Mówi o tym pierwsza cyfra na stemplu. Za najsmaczniejsze i bogate w składniki odżywcze uważane są jaja 0 - kury biegają wolno na powietrzu, skubią trawę, dostają karmę z certyfikatem ekologicznym. Także jaja z cyfrą 1 - kury żyją w kurniku, ale mają możliwość chodzenia po podwórku, jedzenia roślin, robaków. Jednak wybierając jaja 0 i 1, warto sprawdzić, czy nie pochodzą z województw objętych alarmem smogowym (bo mogą zawierać dioksyny).
Jaja 2 i 3 są uważane za gorsze, gdyż kury są karmione sztucznie, nie wychodzą na powietrze. Ale wbrew pozorom mogą być zdrowsze, gdyż ich chów i karma podlegają stałej kontroli.
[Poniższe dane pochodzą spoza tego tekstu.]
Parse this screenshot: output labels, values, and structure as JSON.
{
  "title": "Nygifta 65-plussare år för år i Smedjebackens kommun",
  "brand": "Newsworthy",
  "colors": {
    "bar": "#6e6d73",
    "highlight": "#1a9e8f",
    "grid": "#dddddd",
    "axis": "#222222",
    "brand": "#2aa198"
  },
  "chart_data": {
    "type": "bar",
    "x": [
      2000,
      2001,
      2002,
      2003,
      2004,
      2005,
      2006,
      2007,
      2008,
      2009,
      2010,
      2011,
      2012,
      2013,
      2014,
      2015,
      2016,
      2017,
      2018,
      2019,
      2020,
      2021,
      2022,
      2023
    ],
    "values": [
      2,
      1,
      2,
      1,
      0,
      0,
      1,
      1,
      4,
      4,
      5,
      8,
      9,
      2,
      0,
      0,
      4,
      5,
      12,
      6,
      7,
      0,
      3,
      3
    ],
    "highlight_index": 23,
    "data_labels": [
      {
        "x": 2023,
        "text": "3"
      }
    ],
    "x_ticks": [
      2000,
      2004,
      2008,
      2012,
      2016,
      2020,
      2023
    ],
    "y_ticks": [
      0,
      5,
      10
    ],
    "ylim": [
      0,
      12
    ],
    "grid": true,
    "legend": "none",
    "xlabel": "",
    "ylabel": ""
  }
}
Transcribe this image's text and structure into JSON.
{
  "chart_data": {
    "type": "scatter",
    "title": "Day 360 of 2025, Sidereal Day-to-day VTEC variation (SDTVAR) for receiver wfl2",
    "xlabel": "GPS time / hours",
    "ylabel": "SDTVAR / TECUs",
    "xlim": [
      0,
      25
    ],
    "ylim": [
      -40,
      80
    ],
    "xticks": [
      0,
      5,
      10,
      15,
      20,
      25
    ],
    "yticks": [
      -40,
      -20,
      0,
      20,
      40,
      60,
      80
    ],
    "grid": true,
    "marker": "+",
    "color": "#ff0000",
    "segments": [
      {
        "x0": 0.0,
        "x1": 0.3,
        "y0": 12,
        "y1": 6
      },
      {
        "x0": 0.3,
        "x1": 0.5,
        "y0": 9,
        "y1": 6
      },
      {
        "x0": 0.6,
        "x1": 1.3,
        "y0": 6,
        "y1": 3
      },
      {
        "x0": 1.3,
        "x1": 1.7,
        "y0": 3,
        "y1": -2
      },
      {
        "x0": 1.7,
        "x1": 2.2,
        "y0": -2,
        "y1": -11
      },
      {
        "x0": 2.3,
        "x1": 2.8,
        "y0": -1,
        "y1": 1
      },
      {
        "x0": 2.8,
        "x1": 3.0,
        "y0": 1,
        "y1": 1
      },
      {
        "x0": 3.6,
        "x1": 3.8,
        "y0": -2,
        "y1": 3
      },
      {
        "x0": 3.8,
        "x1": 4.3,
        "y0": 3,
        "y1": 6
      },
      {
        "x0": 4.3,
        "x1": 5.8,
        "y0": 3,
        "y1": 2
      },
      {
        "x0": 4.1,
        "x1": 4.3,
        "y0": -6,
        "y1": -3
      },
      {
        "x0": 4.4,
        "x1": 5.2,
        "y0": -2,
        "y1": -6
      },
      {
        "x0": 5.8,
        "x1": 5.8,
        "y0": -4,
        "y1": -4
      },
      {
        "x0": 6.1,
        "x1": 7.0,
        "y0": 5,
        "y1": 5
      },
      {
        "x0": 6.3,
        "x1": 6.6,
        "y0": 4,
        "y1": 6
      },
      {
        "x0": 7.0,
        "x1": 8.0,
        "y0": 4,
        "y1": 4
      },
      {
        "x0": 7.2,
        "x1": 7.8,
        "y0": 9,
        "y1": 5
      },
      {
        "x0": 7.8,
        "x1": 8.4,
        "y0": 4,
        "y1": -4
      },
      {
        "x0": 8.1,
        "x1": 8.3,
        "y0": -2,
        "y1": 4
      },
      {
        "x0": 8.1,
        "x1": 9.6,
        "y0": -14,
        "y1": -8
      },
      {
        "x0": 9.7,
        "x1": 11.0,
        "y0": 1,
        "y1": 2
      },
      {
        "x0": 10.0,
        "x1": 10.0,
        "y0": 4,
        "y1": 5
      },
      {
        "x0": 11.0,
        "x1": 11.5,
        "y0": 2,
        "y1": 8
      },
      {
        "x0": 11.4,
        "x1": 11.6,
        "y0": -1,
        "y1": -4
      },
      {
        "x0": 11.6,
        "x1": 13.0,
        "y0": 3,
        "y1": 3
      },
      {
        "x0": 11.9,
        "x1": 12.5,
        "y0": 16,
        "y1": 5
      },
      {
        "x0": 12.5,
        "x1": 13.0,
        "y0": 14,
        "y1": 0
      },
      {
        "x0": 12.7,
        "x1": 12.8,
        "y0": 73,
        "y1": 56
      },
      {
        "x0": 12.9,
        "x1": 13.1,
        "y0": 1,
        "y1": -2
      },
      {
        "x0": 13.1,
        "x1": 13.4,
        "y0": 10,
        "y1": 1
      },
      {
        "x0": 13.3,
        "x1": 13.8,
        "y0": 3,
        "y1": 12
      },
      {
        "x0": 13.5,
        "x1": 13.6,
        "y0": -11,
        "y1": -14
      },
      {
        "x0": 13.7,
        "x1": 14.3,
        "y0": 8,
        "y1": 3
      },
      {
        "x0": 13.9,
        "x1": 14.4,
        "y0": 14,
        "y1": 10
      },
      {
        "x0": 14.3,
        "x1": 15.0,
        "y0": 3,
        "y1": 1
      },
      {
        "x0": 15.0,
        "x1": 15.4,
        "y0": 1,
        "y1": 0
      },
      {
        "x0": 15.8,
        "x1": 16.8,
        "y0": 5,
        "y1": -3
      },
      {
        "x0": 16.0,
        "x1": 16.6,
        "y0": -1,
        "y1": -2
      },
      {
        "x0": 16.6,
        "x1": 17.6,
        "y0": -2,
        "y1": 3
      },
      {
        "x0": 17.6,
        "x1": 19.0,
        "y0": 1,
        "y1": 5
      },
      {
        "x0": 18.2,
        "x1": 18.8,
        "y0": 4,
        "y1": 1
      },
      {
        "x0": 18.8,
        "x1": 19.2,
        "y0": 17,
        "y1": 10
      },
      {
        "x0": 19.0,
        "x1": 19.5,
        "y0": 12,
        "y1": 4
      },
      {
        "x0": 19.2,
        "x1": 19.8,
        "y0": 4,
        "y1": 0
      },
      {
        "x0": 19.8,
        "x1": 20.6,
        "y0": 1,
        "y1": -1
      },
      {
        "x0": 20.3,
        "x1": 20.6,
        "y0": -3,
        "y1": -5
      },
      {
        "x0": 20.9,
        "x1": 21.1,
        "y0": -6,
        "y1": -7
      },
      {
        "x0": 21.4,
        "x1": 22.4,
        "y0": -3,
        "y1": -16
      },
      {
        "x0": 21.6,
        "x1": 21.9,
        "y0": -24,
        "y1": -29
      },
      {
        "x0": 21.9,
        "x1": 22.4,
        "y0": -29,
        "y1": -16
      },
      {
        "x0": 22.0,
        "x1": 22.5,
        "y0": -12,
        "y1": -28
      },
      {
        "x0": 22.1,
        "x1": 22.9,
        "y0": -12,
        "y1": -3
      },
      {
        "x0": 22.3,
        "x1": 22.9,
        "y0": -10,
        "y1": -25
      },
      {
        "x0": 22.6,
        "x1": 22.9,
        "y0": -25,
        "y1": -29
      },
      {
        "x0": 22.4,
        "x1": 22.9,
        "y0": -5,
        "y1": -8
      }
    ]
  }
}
Do szklanki z wodą wsypujemy 1,5 łyżeczki soli i wkładamy jajo. Świeże zostanie na dnie szklanki, nieświeże wypłynie na powierzchnię wody. Jeśli "przegotujemy" jajko, trzymając je w garnku powyżej 10 min, białko będzie gumowate, a wokół żółtka powstanie szara obwódka. Gdy nie wiemy, czy jajo jest ugotowane, wystarczy zakręcić je na stole wokół własnej osi. Ugotowane - kręci się, surowe nie.
Najłatwiej obrać jajko pod strumieniem zimnej wody. Natomiast gdy chcemy ładnie przekroić ugotowane na pół, należy na chwilę zanurzyć nóż we wrzątku, a wtedy żółtko nie przyklei się do noża.